What each part of the output means

The comparison table and recommendation box translate raw per-token pricing into numbers you can act on.

Cost tiers (row color)

Each model's total monthly cost is color-coded so you can scan for budget fit at a glance: green is under $50/month, yellow is $50-500/month, orange is $500-2,000/month, and red is over $2,000/month. The cheapest selected model is flagged with a 'Cheapest' badge.

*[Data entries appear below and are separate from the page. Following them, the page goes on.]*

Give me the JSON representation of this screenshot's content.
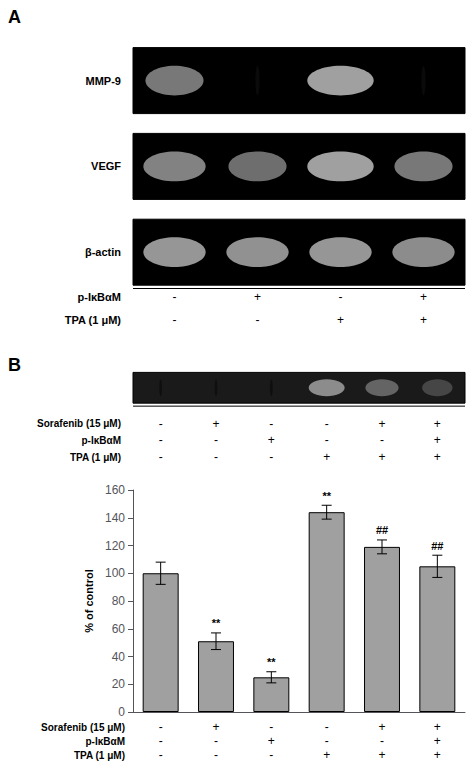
{
  "chart_data": {
    "type": "bar",
    "panel_labels": [
      "A",
      "B"
    ],
    "gels_A": [
      {
        "label": "MMP-9",
        "bands": [
          {
            "intensity": 120,
            "width": 0.7
          },
          {
            "intensity": 10,
            "width": 0.05
          },
          {
            "intensity": 160,
            "width": 0.8
          },
          {
            "intensity": 10,
            "width": 0.05
          }
        ]
      },
      {
        "label": "VEGF",
        "bands": [
          {
            "intensity": 130,
            "width": 0.75
          },
          {
            "intensity": 110,
            "width": 0.7
          },
          {
            "intensity": 160,
            "width": 0.8
          },
          {
            "intensity": 120,
            "width": 0.7
          }
        ]
      },
      {
        "label": "β-actin",
        "bands": [
          {
            "intensity": 150,
            "width": 0.75
          },
          {
            "intensity": 145,
            "width": 0.75
          },
          {
            "intensity": 150,
            "width": 0.75
          },
          {
            "intensity": 140,
            "width": 0.75
          }
        ]
      }
    ],
    "rows_A": [
      {
        "label": "p-IκBαM",
        "signs": [
          "-",
          "+",
          "-",
          "+"
        ]
      },
      {
        "label": "TPA (1 μM)",
        "signs": [
          "-",
          "-",
          "+",
          "+"
        ]
      }
    ],
    "gel_B": [
      {
        "intensity": 15,
        "width": 0.05
      },
      {
        "intensity": 15,
        "width": 0.05
      },
      {
        "intensity": 15,
        "width": 0.05
      },
      {
        "intensity": 140,
        "width": 0.65
      },
      {
        "intensity": 100,
        "width": 0.6
      },
      {
        "intensity": 70,
        "width": 0.55
      }
    ],
    "rows": [
      {
        "label": "Sorafenib (15 μM)",
        "signs": [
          "-",
          "+",
          "-",
          "-",
          "+",
          "+"
        ]
      },
      {
        "label": "p-IκBαM",
        "signs": [
          "-",
          "-",
          "+",
          "-",
          "-",
          "+"
        ]
      },
      {
        "label": "TPA (1 μM)",
        "signs": [
          "-",
          "-",
          "-",
          "+",
          "+",
          "+"
        ]
      }
    ],
    "values": [
      100,
      51,
      25,
      144,
      119,
      105
    ],
    "errors": [
      8,
      6,
      4,
      5,
      5,
      8
    ],
    "annotations": [
      null,
      "**",
      "**",
      "**",
      "##",
      "##"
    ],
    "color": "#a0a0a0",
    "ylabel": "% of control",
    "ylim": [
      0,
      160
    ],
    "yticks": [
      0,
      20,
      40,
      60,
      80,
      100,
      120,
      140,
      160
    ],
    "grid": false
  }
}
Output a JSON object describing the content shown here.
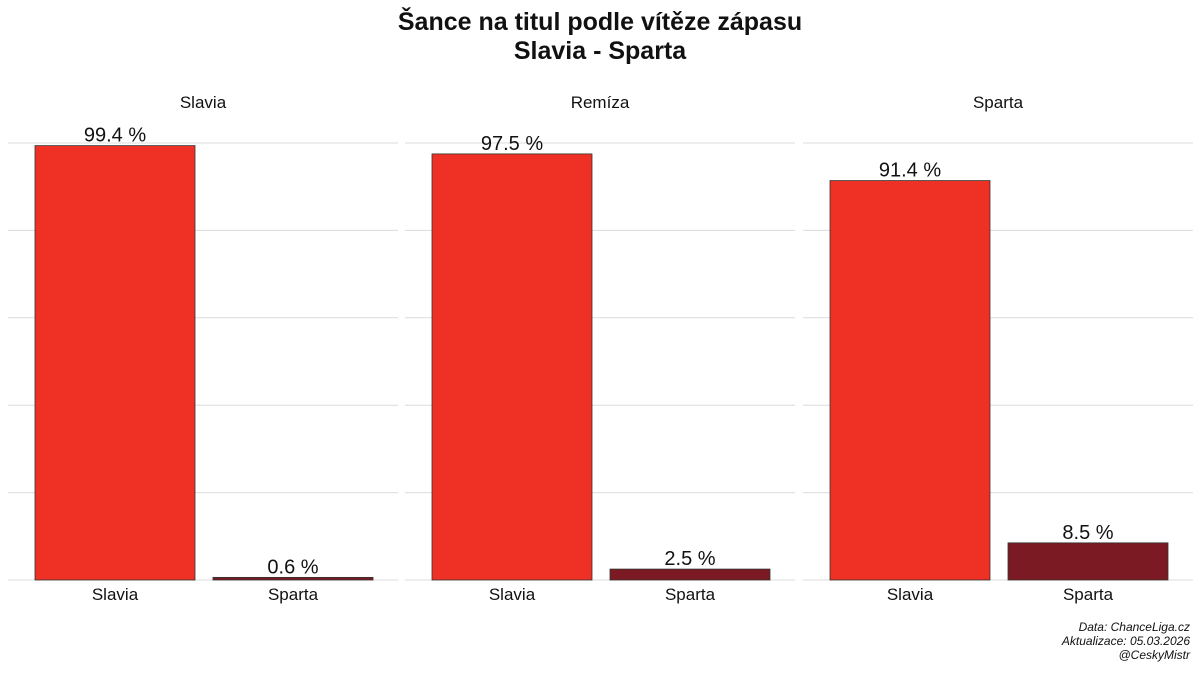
{
  "title": "Šance na titul podle vítěze zápasu",
  "subtitle": "Slavia - Sparta",
  "chart_data": {
    "type": "bar",
    "ylim": [
      0,
      100
    ],
    "grid": true,
    "categories": [
      "Slavia",
      "Sparta"
    ],
    "colors": {
      "Slavia": "#ee3124",
      "Sparta": "#7b1a22"
    },
    "value_suffix": " %",
    "panels": [
      {
        "title": "Slavia",
        "values": [
          99.4,
          0.6
        ]
      },
      {
        "title": "Remíza",
        "values": [
          97.5,
          2.5
        ]
      },
      {
        "title": "Sparta",
        "values": [
          91.4,
          8.5
        ]
      }
    ]
  },
  "caption": {
    "source": "Data: ChanceLiga.cz",
    "updated": "Aktualizace:  05.03.2026",
    "author": "@CeskyMistr"
  }
}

1,000 calls/day, 2,000 input + 800 output tokens, 30 days

Gemini 2.5 Flash    $11.70/mo    (green — Cheapest)
Claude Haiku 4.5    $144.00/mo   (yellow)
GPT-5 Pro           $1,320.00/mo (orange)
Claude Opus 4.5     $2,700.00/mo (red)

Input/Output split and cost per call

Input cost and output cost are shown separately because output tokens are typically priced 3-5x higher than input tokens. If your output cost dominates, shortening responses (lower max_tokens, more concise prompts) saves more than optimizing the prompt. Cost per call is useful for attributing cost to a specific feature: multiply it by your feature's expected call volume.

Claude Sonnet 4.6 at 1,000 calls/day, 30 days:

Input:  $180.00/mo  (60,000,000 tokens × $3/MTok)
Output: $360.00/mo  (24,000,000 tokens × $15/MTok)
Total:  $540.00/mo
Cost per call: $0.018

Recommendation

A plain-English summary picking the highest-tier model (flagship/balanced/fast) that still falls in the 'moderate cost or below' band. If the absolute cheapest model is a different one (usually a fast-tier model), it's named separately so you can decide whether the quality tradeoff is worth the saving.

"For this volume, Gemini 2.5 Pro (balanced tier) gives the
best performance-to-cost ratio at $195.00/month. If cost is the
only factor, Gemini 2.5 Flash is cheapest at $11.70/month."

Current LLM API pricing (June 2026)

Per-million-token rates used by this calculator. Prices change frequently: this table is also available inside the tool, and you can verify current rates against each provider's pricing page.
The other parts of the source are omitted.